Religiously liberal he was also politically a non-Zionist and a member of the American Council for Judaism.
For a time he was expected to be the leading candidate for the presidency of the Hebrew Union College after the retirement of Kaufmann *Kohler in 1921 but that was not to be. He lost in a close vote to Julian *Morgenstein and elected to remain in Baltimore rather than lead a more prominent congregation. He was deeply active in his community, concentrating on areas of general and higher education. He was a member of the Baltimore Board of Education of the Governor's Commission on Higher Education for Negroes. In national Jewish life, he was active in the Central Conference of American Rabbis and served as its president from 1915 to 1917. He was a member of the Associated Jewish Charities, a member of Baltimore's Federation, a founder of the Jewish Welfare Board and the Jewish Chautauqua Society, and edited the revised Union Prayer Book and Union Haggadah. He was a contributor to the Jewish Encyclopedia.

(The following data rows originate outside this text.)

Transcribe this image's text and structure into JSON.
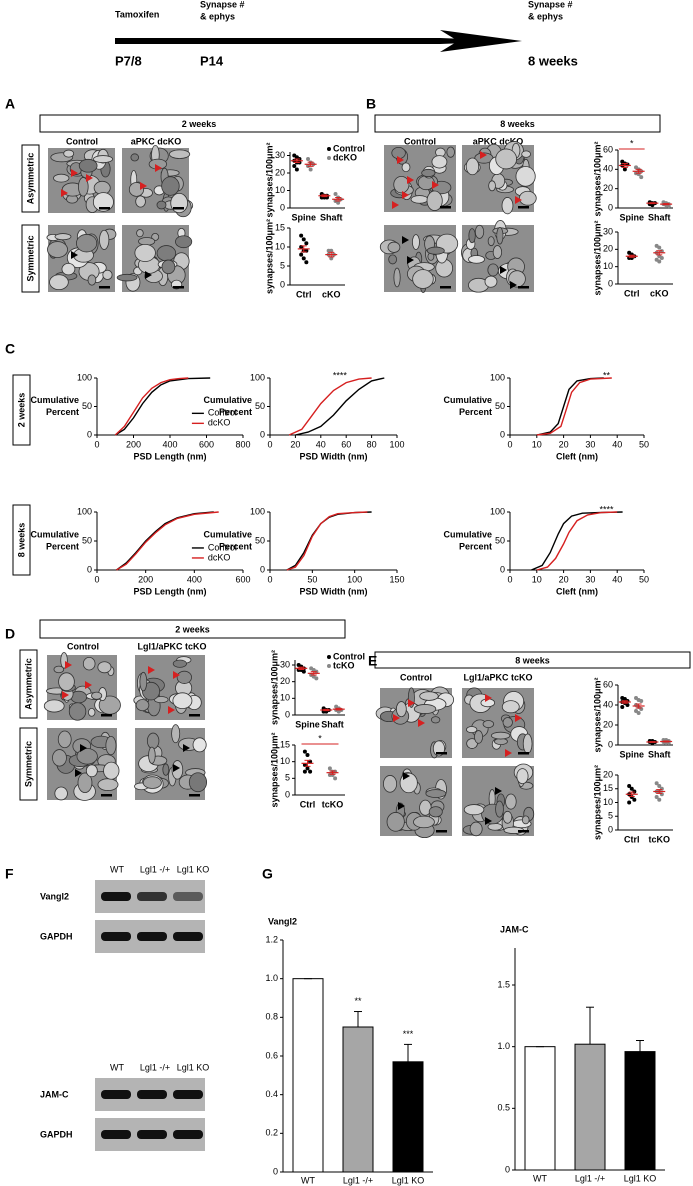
{
  "figure": {
    "timeline": {
      "events": [
        {
          "label": [
            "Tamoxifen"
          ],
          "time": "P7/8"
        },
        {
          "label": [
            "Synapse #",
            "& ephys"
          ],
          "time": "P14"
        },
        {
          "label": [
            "Synapse #",
            "& ephys"
          ],
          "time": "8 weeks"
        }
      ]
    },
    "panels": [
      {
        "letter": "A",
        "title": "2  weeks",
        "columns": [
          "Control",
          "aPKC dcKO"
        ],
        "rows": [
          "Asymmetric",
          "Symmetric"
        ]
      },
      {
        "letter": "B",
        "title": "8 weeks",
        "columns": [
          "Control",
          "aPKC dcKO"
        ]
      },
      {
        "letter": "C",
        "rows": [
          "2 weeks",
          "8 weeks"
        ]
      },
      {
        "letter": "D",
        "title": "2  weeks",
        "columns": [
          "Control",
          "Lgl1/aPKC tcKO"
        ],
        "rows": [
          "Asymmetric",
          "Symmetric"
        ]
      },
      {
        "letter": "E",
        "title": "8 weeks",
        "columns": [
          "Control",
          "Lgl1/aPKC tcKO"
        ]
      },
      {
        "letter": "F",
        "blots": [
          {
            "lanes": [
              "WT",
              "Lgl1 -/+",
              "Lgl1 KO"
            ],
            "bands": [
              "Vangl2",
              "GAPDH"
            ]
          },
          {
            "lanes": [
              "WT",
              "Lgl1 -/+",
              "Lgl1 KO"
            ],
            "bands": [
              "JAM-C",
              "GAPDH"
            ]
          }
        ]
      },
      {
        "letter": "G"
      }
    ]
  },
  "chart_data": [
    {
      "type": "strip",
      "ylabel": "synapses/100μm²",
      "categories": [
        "Spine",
        "Shaft"
      ],
      "ylim": [
        0,
        32
      ],
      "yticks": [
        0,
        10,
        20,
        30
      ],
      "series": [
        {
          "name": "Control",
          "color": "#000000",
          "values": [
            27,
            7
          ],
          "errors": [
            1,
            0.5
          ],
          "points": [
            [
              30,
              29,
              28,
              27,
              26,
              26,
              24,
              22
            ],
            [
              8,
              7,
              7,
              6,
              6,
              6
            ]
          ]
        },
        {
          "name": "dcKO",
          "color": "#888888",
          "values": [
            25,
            5
          ],
          "errors": [
            1.2,
            1
          ],
          "points": [
            [
              28,
              26,
              25,
              24,
              22
            ],
            [
              8,
              6,
              5,
              4,
              3
            ]
          ]
        }
      ]
    },
    {
      "type": "strip",
      "ylabel": "synapses/100μm²",
      "categories": [
        "Ctrl",
        "cKO"
      ],
      "ylim": [
        0,
        15
      ],
      "yticks": [
        0,
        5,
        10,
        15
      ],
      "colors": [
        "#000000",
        "#888888"
      ],
      "values": [
        9.5,
        8
      ],
      "errors": [
        0.8,
        0.6
      ],
      "points": [
        [
          13,
          12,
          11,
          10,
          9,
          9,
          8,
          7,
          6
        ],
        [
          9,
          9,
          8,
          8,
          7
        ]
      ]
    },
    {
      "type": "strip",
      "ylabel": "synapses/100μm²",
      "categories": [
        "Spine",
        "Shaft"
      ],
      "ylim": [
        0,
        60
      ],
      "yticks": [
        0,
        20,
        40,
        60
      ],
      "annotation": "*",
      "series": [
        {
          "color": "#000000",
          "values": [
            44,
            5
          ],
          "errors": [
            2,
            0.5
          ],
          "points": [
            [
              48,
              46,
              45,
              44,
              40
            ],
            [
              6,
              5,
              5,
              4,
              3
            ]
          ]
        },
        {
          "color": "#888888",
          "values": [
            38,
            4
          ],
          "errors": [
            2,
            0.6
          ],
          "points": [
            [
              42,
              40,
              38,
              36,
              35,
              32
            ],
            [
              6,
              5,
              4,
              4,
              3,
              2
            ]
          ]
        }
      ]
    },
    {
      "type": "strip",
      "ylabel": "synapses/100μm²",
      "categories": [
        "Ctrl",
        "cKO"
      ],
      "ylim": [
        0,
        30
      ],
      "yticks": [
        0,
        10,
        20,
        30
      ],
      "colors": [
        "#000000",
        "#888888"
      ],
      "values": [
        16,
        18
      ],
      "errors": [
        0.6,
        1.2
      ],
      "points": [
        [
          18,
          17,
          16,
          15,
          15
        ],
        [
          22,
          21,
          19,
          18,
          16,
          15,
          14,
          13
        ]
      ]
    },
    {
      "type": "line",
      "xlabel": "PSD Length (nm)",
      "ylabel": [
        "Cumulative",
        "Percent"
      ],
      "xlim": [
        0,
        800
      ],
      "xticks": [
        0,
        200,
        400,
        600,
        800
      ],
      "ylim": [
        0,
        100
      ],
      "yticks": [
        0,
        50,
        100
      ],
      "series": [
        {
          "name": "Control",
          "color": "#000000",
          "x": [
            100,
            150,
            200,
            250,
            300,
            350,
            400,
            500,
            620
          ],
          "values": [
            0,
            10,
            30,
            55,
            75,
            88,
            95,
            99,
            100
          ]
        },
        {
          "name": "dcKO",
          "color": "#d62020",
          "x": [
            100,
            150,
            200,
            250,
            300,
            350,
            400,
            450,
            500
          ],
          "values": [
            0,
            15,
            40,
            65,
            82,
            92,
            97,
            99,
            100
          ]
        }
      ]
    },
    {
      "type": "line",
      "xlabel": "PSD Width (nm)",
      "ylabel": [
        "Cumulative",
        "Percent"
      ],
      "xlim": [
        0,
        100
      ],
      "xticks": [
        0,
        20,
        40,
        60,
        80,
        100
      ],
      "ylim": [
        0,
        100
      ],
      "yticks": [
        0,
        50,
        100
      ],
      "annotation": "****",
      "series": [
        {
          "color": "#000000",
          "x": [
            20,
            30,
            40,
            50,
            60,
            70,
            80,
            90
          ],
          "values": [
            0,
            5,
            15,
            35,
            60,
            80,
            95,
            100
          ]
        },
        {
          "color": "#d62020",
          "x": [
            15,
            25,
            30,
            40,
            50,
            60,
            70,
            80
          ],
          "values": [
            0,
            10,
            25,
            55,
            78,
            92,
            98,
            100
          ]
        }
      ]
    },
    {
      "type": "line",
      "xlabel": "Cleft (nm)",
      "ylabel": [
        "Cumulative",
        "Percent"
      ],
      "xlim": [
        0,
        50
      ],
      "xticks": [
        0,
        10,
        20,
        30,
        40,
        50
      ],
      "ylim": [
        0,
        100
      ],
      "yticks": [
        0,
        50,
        100
      ],
      "annotation": "**",
      "series": [
        {
          "color": "#000000",
          "x": [
            10,
            15,
            18,
            20,
            22,
            25,
            30,
            35
          ],
          "values": [
            0,
            5,
            20,
            50,
            80,
            95,
            99,
            100
          ]
        },
        {
          "color": "#d62020",
          "x": [
            10,
            15,
            19,
            21,
            23,
            26,
            30,
            38
          ],
          "values": [
            0,
            3,
            15,
            45,
            75,
            92,
            98,
            100
          ]
        }
      ]
    },
    {
      "type": "line",
      "xlabel": "PSD Length (nm)",
      "ylabel": [
        "Cumulative",
        "Percent"
      ],
      "xlim": [
        0,
        600
      ],
      "xticks": [
        0,
        200,
        400,
        600
      ],
      "ylim": [
        0,
        100
      ],
      "yticks": [
        0,
        50,
        100
      ],
      "series": [
        {
          "name": "Control",
          "color": "#000000",
          "x": [
            80,
            120,
            160,
            200,
            240,
            280,
            330,
            400,
            480
          ],
          "values": [
            0,
            12,
            30,
            50,
            66,
            80,
            90,
            97,
            100
          ]
        },
        {
          "name": "dcKO",
          "color": "#d62020",
          "x": [
            80,
            120,
            160,
            200,
            240,
            280,
            330,
            400,
            500
          ],
          "values": [
            0,
            10,
            28,
            48,
            64,
            78,
            89,
            96,
            100
          ]
        }
      ]
    },
    {
      "type": "line",
      "xlabel": "PSD Width (nm)",
      "ylabel": [
        "Cumulative",
        "Percent"
      ],
      "xlim": [
        0,
        150
      ],
      "xticks": [
        0,
        50,
        100,
        150
      ],
      "ylim": [
        0,
        100
      ],
      "yticks": [
        0,
        50,
        100
      ],
      "series": [
        {
          "color": "#000000",
          "x": [
            20,
            30,
            40,
            50,
            60,
            70,
            80,
            100,
            120
          ],
          "values": [
            0,
            8,
            30,
            60,
            80,
            91,
            96,
            99,
            100
          ]
        },
        {
          "color": "#d62020",
          "x": [
            20,
            30,
            40,
            50,
            60,
            70,
            80,
            100,
            115
          ],
          "values": [
            0,
            5,
            25,
            58,
            80,
            92,
            97,
            99,
            100
          ]
        }
      ]
    },
    {
      "type": "line",
      "xlabel": "Cleft (nm)",
      "ylabel": [
        "Cumulative",
        "Percent"
      ],
      "xlim": [
        0,
        50
      ],
      "xticks": [
        0,
        10,
        20,
        30,
        40,
        50
      ],
      "ylim": [
        0,
        100
      ],
      "yticks": [
        0,
        50,
        100
      ],
      "annotation": "****",
      "series": [
        {
          "color": "#000000",
          "x": [
            8,
            12,
            15,
            18,
            20,
            23,
            27,
            33,
            42
          ],
          "values": [
            0,
            8,
            30,
            62,
            80,
            93,
            98,
            99,
            100
          ]
        },
        {
          "color": "#d62020",
          "x": [
            10,
            14,
            17,
            20,
            22,
            25,
            29,
            34,
            40
          ],
          "values": [
            0,
            5,
            20,
            45,
            65,
            85,
            95,
            99,
            100
          ]
        }
      ]
    },
    {
      "type": "strip",
      "ylabel": "synapses/100μm²",
      "categories": [
        "Spine",
        "Shaft"
      ],
      "ylim": [
        0,
        33
      ],
      "yticks": [
        0,
        10,
        20,
        30
      ],
      "series": [
        {
          "name": "Control",
          "color": "#000000",
          "values": [
            28,
            3
          ],
          "errors": [
            0.7,
            0.4
          ],
          "points": [
            [
              30,
              29,
              28,
              27,
              27,
              26
            ],
            [
              4,
              3,
              3,
              2,
              2
            ]
          ]
        },
        {
          "name": "tcKO",
          "color": "#888888",
          "values": [
            25,
            3.5
          ],
          "errors": [
            1,
            0.5
          ],
          "points": [
            [
              28,
              27,
              26,
              24,
              23,
              22
            ],
            [
              5,
              4,
              3,
              3,
              2
            ]
          ]
        }
      ]
    },
    {
      "type": "strip",
      "ylabel": "synapses/100μm²",
      "categories": [
        "Ctrl",
        "tcKO"
      ],
      "ylim": [
        0,
        15
      ],
      "yticks": [
        0,
        5,
        10,
        15
      ],
      "annotation": "*",
      "colors": [
        "#000000",
        "#888888"
      ],
      "values": [
        9.5,
        6.7
      ],
      "errors": [
        0.9,
        0.5
      ],
      "points": [
        [
          13,
          12,
          10,
          9,
          8,
          7,
          7
        ],
        [
          8,
          7,
          7,
          6,
          6,
          5
        ]
      ]
    },
    {
      "type": "strip",
      "ylabel": "synapses/100μm²",
      "categories": [
        "Spine",
        "Shaft"
      ],
      "ylim": [
        0,
        60
      ],
      "yticks": [
        0,
        20,
        40,
        60
      ],
      "series": [
        {
          "color": "#000000",
          "values": [
            43,
            3
          ],
          "errors": [
            1.2,
            0.4
          ],
          "points": [
            [
              47,
              46,
              44,
              43,
              42,
              40,
              38
            ],
            [
              4,
              4,
              3,
              3,
              2
            ]
          ]
        },
        {
          "color": "#888888",
          "values": [
            39,
            3.5
          ],
          "errors": [
            2,
            0.5
          ],
          "points": [
            [
              47,
              45,
              44,
              40,
              38,
              36,
              34,
              32
            ],
            [
              5,
              5,
              4,
              3,
              2,
              2
            ]
          ]
        }
      ]
    },
    {
      "type": "strip",
      "ylabel": "synapses/100μm²",
      "categories": [
        "Ctrl",
        "tcKO"
      ],
      "ylim": [
        0,
        20
      ],
      "yticks": [
        0,
        5,
        10,
        15,
        20
      ],
      "colors": [
        "#000000",
        "#888888"
      ],
      "values": [
        13,
        14
      ],
      "errors": [
        0.8,
        0.7
      ],
      "points": [
        [
          16,
          15,
          14,
          13,
          12,
          11,
          10
        ],
        [
          17,
          16,
          15,
          14,
          14,
          13,
          12,
          11
        ]
      ]
    },
    {
      "type": "bar",
      "title": "Vangl2",
      "categories": [
        "WT",
        "Lgl1 -/+",
        "Lgl1 KO"
      ],
      "values": [
        1.0,
        0.75,
        0.57
      ],
      "errors": [
        0,
        0.08,
        0.09
      ],
      "colors": [
        "#ffffff",
        "#a6a6a6",
        "#000000"
      ],
      "stars": [
        null,
        "**",
        "***"
      ],
      "ylim": [
        0,
        1.2
      ],
      "yticks": [
        0,
        0.2,
        0.4,
        0.6,
        0.8,
        {
          "value": 1,
          "label": "1.0"
        },
        1.2
      ]
    },
    {
      "type": "bar",
      "title": "JAM-C",
      "categories": [
        "WT",
        "Lgl1 -/+",
        "Lgl1 KO"
      ],
      "values": [
        1.0,
        1.02,
        0.96
      ],
      "errors": [
        0,
        0.3,
        0.09
      ],
      "colors": [
        "#ffffff",
        "#a6a6a6",
        "#000000"
      ],
      "ylim": [
        0,
        1.8
      ],
      "yticks": [
        0,
        0.5,
        {
          "value": 1,
          "label": "1.0"
        },
        1.5
      ]
    }
  ]
}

Among his works are The Rabbi in Action (1937); Hebraism in the Authorized Version of the Bible (1902); and Semitic Studies in American Colleges (1906).
bibliography:
W.F. Rosenblum, The Life and Work of Rev. Dr. William Rosenau (1946); K.M. Olitzsky, L.J. Sussman, and M.H. Stern, Reform Judaism in America: A Biographical Dictionary and Sourcebook (1993).